Mining heavyweights BHP Billiton and Rio Tinto rose over 1 percent as investors shrugged off fears of a China-U.S. trade war. Gold miners Newcrest and Evolution also gained over 1 percent as gold prices held steady ahead of the Fed decision.
Energy stocks benefited from a recent rally in oil prices, with Woodside Petroleum rallying 1.5 percent and Oil Search climbing 2.3 percent. Santos dropped 1.1 percent after the company said it aims to lift production to more than 100 million barrels by 2025.
The big four banks fell between 0.3 percent and 0.9 percent as investors awaited an interim report of the powerful Royal Commission inquiry into the country's banking and financial services sector.
Farm chemical maker Nufarm entered a trading half ahead of a capital raising.
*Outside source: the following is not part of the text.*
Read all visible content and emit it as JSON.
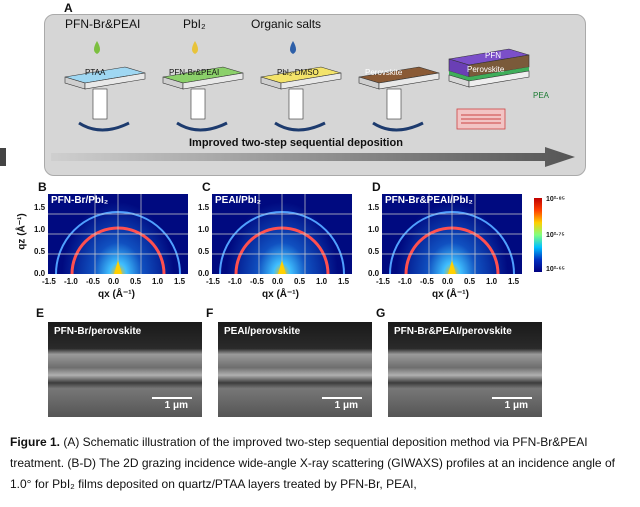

Atlas Iron jumped 4.8 percent as Gina Rinehart's Hancock Prospecting raised its offer price for the junior miner.
New Zealand markets ended little changed after a government report showed the country posted its largest monthly trade deficit on record in August. The trade deficit stood at NZ$1.484 billion in August, missing forecasts for a shortfall of NZ$925 million following the revised deficit of NZ$196 million in July.
The South Korean market was closed for Chuseok Day holiday. India's Sensex was down 0.6 percent on eve of F&O expiry.
Overnight, U.S. stocks ended mixed as investors confronted with higher interest rates and oil prices. The tech-heavy Nasdaq Composite edged up 0.2 percent, while the Dow dropped 0.3 percent and the S&P 500 slipped 0.1 percent.